Os iorubás vendem seus prisioneiros jejes, os jejes vendem seus prisioneiros baribas, os baribas entregam seus prisioneiros hauçás, os hauçás se livram de seus prisioneiros iorubás, e cativos de todas as etnias enfrentam o mesmo destino comum: o porão dos navios, rumo ao Brasil e a outras colônias europeias nas Américas.
Ao penetrar nas aldeias africanas, os mercadores europeus encontram, a todo momento, estranhas imagens esculpidas em madeira ou outros materiais. São duas crianças, aparentemente gêmeas, às vezes colocadas no portal das cabanas, às vezes em altares improvisados em plena rua. Preocupados demais com os lucros que sonham auferir, os mercadores passam sem demonstrar maior interesse. Afinal, quem tem tempo de prestar atenção em deuses pagãos?
Contudo, os escravizados não irão esquecer de suas divindades. Arrastados para o Brasil à força, trazem na memória todos os detalhes do culto. E assim, anos depois, as imagens em madeira dos dois menininhos reaparecem nas senzalas, nas matas e nos quilombos.
Brasil, século XVII: proibidos de cultuar abertamente os deuses africanos e obrigados a aderir ao Catolicismo dominante, os escravos logo descobrem uma forma de burlar a vigilância de seus senhores.
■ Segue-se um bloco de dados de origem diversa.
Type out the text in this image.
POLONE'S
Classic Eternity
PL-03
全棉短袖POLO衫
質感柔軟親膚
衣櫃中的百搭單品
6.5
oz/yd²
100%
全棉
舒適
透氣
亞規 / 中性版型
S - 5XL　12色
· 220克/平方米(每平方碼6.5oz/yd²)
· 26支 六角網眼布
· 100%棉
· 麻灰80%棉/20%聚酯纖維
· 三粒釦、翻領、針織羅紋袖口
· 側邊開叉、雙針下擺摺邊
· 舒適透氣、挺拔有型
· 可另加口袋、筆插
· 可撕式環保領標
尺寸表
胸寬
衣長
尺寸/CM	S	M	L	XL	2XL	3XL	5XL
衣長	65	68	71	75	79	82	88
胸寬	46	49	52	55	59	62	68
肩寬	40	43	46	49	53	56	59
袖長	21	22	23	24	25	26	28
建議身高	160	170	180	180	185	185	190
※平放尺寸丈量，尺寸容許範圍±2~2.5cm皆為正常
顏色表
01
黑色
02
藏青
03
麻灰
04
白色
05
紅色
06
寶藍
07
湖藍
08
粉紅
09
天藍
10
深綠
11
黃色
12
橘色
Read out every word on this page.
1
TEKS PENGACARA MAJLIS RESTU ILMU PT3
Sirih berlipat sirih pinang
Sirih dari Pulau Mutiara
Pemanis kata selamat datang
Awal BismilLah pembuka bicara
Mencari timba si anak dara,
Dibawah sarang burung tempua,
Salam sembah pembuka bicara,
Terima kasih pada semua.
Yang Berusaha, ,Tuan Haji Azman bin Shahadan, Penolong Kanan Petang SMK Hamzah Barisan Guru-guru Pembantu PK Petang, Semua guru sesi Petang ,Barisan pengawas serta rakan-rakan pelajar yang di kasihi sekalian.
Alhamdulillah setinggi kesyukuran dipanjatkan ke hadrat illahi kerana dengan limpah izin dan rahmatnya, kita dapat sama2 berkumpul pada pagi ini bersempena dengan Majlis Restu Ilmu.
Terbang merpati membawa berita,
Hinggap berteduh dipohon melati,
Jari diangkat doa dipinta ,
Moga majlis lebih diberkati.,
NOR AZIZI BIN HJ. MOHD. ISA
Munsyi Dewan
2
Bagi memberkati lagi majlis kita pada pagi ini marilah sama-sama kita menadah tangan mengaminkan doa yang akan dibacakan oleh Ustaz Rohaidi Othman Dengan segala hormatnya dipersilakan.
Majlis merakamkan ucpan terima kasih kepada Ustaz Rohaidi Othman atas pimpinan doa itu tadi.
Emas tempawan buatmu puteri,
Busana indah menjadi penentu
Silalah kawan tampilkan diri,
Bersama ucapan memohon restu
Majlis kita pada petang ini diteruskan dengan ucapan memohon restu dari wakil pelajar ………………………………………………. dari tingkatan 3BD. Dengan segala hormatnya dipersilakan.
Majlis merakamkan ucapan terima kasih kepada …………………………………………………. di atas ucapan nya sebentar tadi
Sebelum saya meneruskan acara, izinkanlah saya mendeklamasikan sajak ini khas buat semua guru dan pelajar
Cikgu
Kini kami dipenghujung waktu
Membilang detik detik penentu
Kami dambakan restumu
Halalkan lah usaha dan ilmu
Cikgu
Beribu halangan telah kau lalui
Através de São Jorge, o santo guerreiro, louvam, na verdade, o orixá Ogum; em Sant’Anna, reencontram a velha Nanã Buruquê; em Santa Bárbara, que protege contra os ventos e tempestades, descobrem traços de Iansã, a corajosa mulher de Xangô.
E quem são aqueles santos gêmeos, cuja imagem aparece em todas as igrejas dos senhores brancos? Bem, não importa. Representam um ótimo disfarce para cultuar os meninos gêmeos da África. E assim, ressurge com toda a força no Brasil a tradição iorubá dos Ibeji, sob a forma de Cosme e Damião.
Ibeji é palavra iorubá que significa parto de dois. Literalmente, gêmeos. Simboliza o princípio da dualidade, já que o um é o princípio criador, a unidade. O dois é a soma de um mais um: a divindade que se projeta no espaço e cria a multiplicidade das formas. Astrologicamente, já podemos enxergar aí diversas correlações: o aspecto da oposição, relacionado ao senso da alteridade, o planeta Mercúrio e todos os signos que sugerem duplicação ou confronto, como Gêmeos e Libra.
Além do associações míticas praticamente universais, os gêmeos são também objeto de um forte culto popular. Entre os iorubás, a casa que recebe filhos gêmeos é considerada abençoada. As crianças recebem atenções especiais, pois representam a manifestação concreta da presença da divindade. As estatuetas dos gêmeos aparecem por toda parte e acredita-se que atraiam fecundidade e alegrias.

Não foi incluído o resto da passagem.